O Acre aparece entre os estados brasileiros que mais destinam recursos para a educação e também está entre os que mais reduziram sua dívida consolidada em 2026, de acordo com o Relatório Resumido de Execução Orçamentária (RREO) em Foco dos Estados e Distrito Federal, divulgado nesta quinta-feira (25) pelo Tesouro Nacional.
Os dados, referentes ao segundo bimestre deste ano, mostram que o Acre aplicou 23% de sua despesa total na função Educação, percentual que o coloca ao lado do Paraná como o maior do país nesse indicador.
Já no levantamento sobre a dívida consolidada, o estado registrou uma redução de 7% em relação ao estoque verificado no fim de 2025. O resultado representa a segunda maior queda entre as unidades da federação, atrás apenas de Mato Grosso, que reduziu a dívida em 9%. O Rio Grande do Norte aparece na sequência, com retração de 4%.
O relatório reúne informações enviadas pelos próprios estados ao Sistema de Informações Contábeis e Fiscais do Setor Público Brasileiro (Siconfi) e compara a execução orçamentária entre março e abril de 2026.

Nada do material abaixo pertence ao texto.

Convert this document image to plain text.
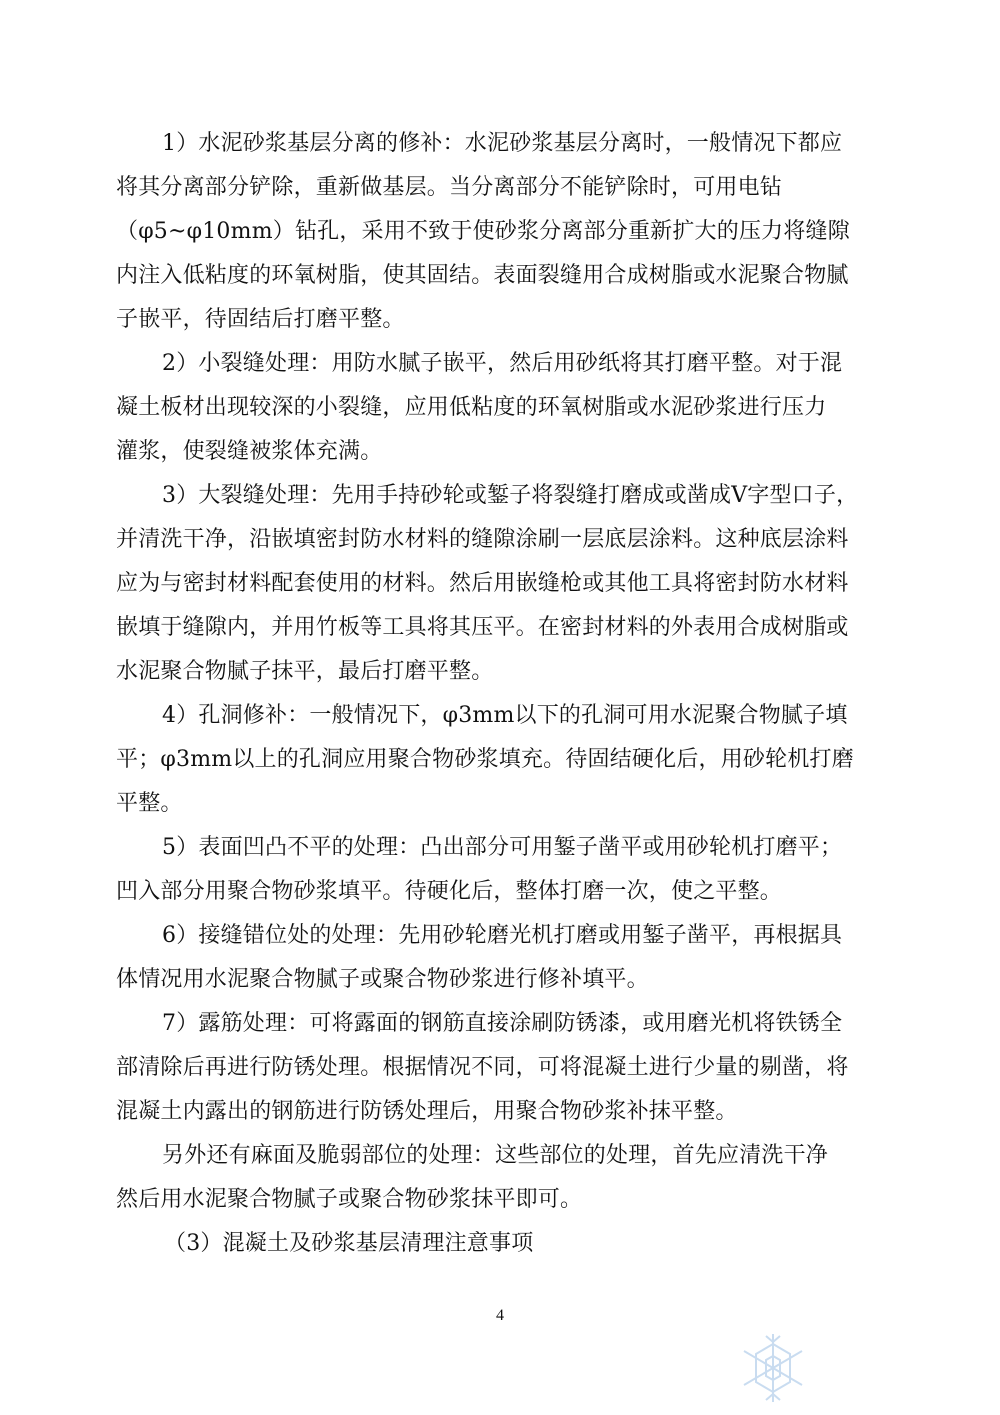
1）水泥砂浆基层分离的修补：水泥砂浆基层分离时，一般情况下都应
将其分离部分铲除，重新做基层。当分离部分不能铲除时，可用电钻
（φ5~φ10mm）钻孔，采用不致于使砂浆分离部分重新扩大的压力将缝隙
内注入低粘度的环氧树脂，使其固结。表面裂缝用合成树脂或水泥聚合物腻
子嵌平，待固结后打磨平整。
2）小裂缝处理：用防水腻子嵌平，然后用砂纸将其打磨平整。对于混
凝土板材出现较深的小裂缝，应用低粘度的环氧树脂或水泥砂浆进行压力
灌浆，使裂缝被浆体充满。
3）大裂缝处理：先用手持砂轮或錾子将裂缝打磨成或凿成V字型口子，
并清洗干净，沿嵌填密封防水材料的缝隙涂刷一层底层涂料。这种底层涂料
应为与密封材料配套使用的材料。然后用嵌缝枪或其他工具将密封防水材料
嵌填于缝隙内，并用竹板等工具将其压平。在密封材料的外表用合成树脂或
水泥聚合物腻子抹平，最后打磨平整。
4）孔洞修补：一般情况下，φ3mm以下的孔洞可用水泥聚合物腻子填
平；φ3mm以上的孔洞应用聚合物砂浆填充。待固结硬化后，用砂轮机打磨
平整。
5）表面凹凸不平的处理：凸出部分可用錾子凿平或用砂轮机打磨平；
凹入部分用聚合物砂浆填平。待硬化后，整体打磨一次，使之平整。
6）接缝错位处的处理：先用砂轮磨光机打磨或用錾子凿平，再根据具
体情况用水泥聚合物腻子或聚合物砂浆进行修补填平。
7）露筋处理：可将露面的钢筋直接涂刷防锈漆，或用磨光机将铁锈全
部清除后再进行防锈处理。根据情况不同，可将混凝土进行少量的剔凿，将
混凝土内露出的钢筋进行防锈处理后，用聚合物砂浆补抹平整。
另外还有麻面及脆弱部位的处理：这些部位的处理，首先应清洗干净
然后用水泥聚合物腻子或聚合物砂浆抹平即可。
（3）混凝土及砂浆基层清理注意事项
4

No cenário nacional, o Tesouro Nacional identificou que 19 dos 27 estados tiveram crescimento das despesas correntes superior ao aumento das receitas correntes, o que reduz a capacidade de formação de poupança para investimentos.

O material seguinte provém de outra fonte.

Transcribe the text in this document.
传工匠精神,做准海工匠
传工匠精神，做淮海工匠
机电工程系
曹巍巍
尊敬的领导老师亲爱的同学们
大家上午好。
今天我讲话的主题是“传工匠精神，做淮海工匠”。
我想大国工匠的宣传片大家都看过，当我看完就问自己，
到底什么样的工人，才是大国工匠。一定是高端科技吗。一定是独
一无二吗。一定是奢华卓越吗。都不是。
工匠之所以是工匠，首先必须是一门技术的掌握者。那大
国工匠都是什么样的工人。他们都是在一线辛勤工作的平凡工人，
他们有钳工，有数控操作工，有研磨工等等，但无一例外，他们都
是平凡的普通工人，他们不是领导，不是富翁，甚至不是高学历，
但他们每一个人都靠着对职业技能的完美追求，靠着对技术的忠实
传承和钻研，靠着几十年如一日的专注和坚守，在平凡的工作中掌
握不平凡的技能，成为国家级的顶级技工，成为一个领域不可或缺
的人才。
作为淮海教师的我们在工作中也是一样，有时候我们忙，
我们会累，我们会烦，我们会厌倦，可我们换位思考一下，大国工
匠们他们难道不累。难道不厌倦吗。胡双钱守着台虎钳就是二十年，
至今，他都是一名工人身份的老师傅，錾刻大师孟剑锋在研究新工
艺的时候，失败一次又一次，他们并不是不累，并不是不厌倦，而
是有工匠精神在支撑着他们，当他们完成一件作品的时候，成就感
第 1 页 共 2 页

Entre os estados com melhor desempenho em investimentos proporcionais à receita total estão Maranhão e Piauí, ambos com 13%. Na outra ponta, Rondônia, Distrito Federal, Rio Grande do Sul e Roraima registraram os menores percentuais de aplicação de recursos em investimentos.

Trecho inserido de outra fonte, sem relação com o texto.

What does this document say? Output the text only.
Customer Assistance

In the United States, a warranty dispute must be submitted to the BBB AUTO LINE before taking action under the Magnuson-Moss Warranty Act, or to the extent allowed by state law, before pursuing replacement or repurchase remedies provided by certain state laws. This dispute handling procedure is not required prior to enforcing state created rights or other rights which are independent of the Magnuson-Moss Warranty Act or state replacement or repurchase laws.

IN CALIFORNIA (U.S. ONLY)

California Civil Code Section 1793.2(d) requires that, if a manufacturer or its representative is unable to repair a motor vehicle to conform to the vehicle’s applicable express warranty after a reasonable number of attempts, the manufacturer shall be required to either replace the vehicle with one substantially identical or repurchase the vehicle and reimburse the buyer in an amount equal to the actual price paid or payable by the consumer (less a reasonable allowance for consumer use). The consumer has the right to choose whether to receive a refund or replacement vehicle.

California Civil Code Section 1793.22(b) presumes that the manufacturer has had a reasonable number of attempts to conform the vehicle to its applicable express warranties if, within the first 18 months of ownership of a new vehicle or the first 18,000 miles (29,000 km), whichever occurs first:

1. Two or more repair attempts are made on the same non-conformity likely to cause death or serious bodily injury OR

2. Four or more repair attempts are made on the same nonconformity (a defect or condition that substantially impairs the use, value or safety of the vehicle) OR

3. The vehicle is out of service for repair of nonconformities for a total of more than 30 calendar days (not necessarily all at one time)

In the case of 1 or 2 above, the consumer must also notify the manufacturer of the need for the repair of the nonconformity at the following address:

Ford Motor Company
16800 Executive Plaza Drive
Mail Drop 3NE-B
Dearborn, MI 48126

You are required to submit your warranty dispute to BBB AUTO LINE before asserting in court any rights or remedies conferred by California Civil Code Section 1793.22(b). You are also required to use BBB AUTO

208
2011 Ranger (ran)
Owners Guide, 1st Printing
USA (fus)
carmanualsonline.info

O levantamento também detalha os gastos por área de atuação dos governos estaduais. Além da liderança do Acre em educação, Tocantins e Pernambuco apresentaram os maiores percentuais de despesas com saúde, enquanto Minas Gerais e Alagoas lideraram os investimentos em segurança pública.
Segundo o Tesouro Nacional, a publicação tem como objetivo acompanhar a execução orçamentária das unidades da federação e subsidiar análises sobre a situação fiscal dos estados e do Distrito Federal. O relatório é elaborado com base nas informações declaradas pelos próprios entes federativos no Siconfi.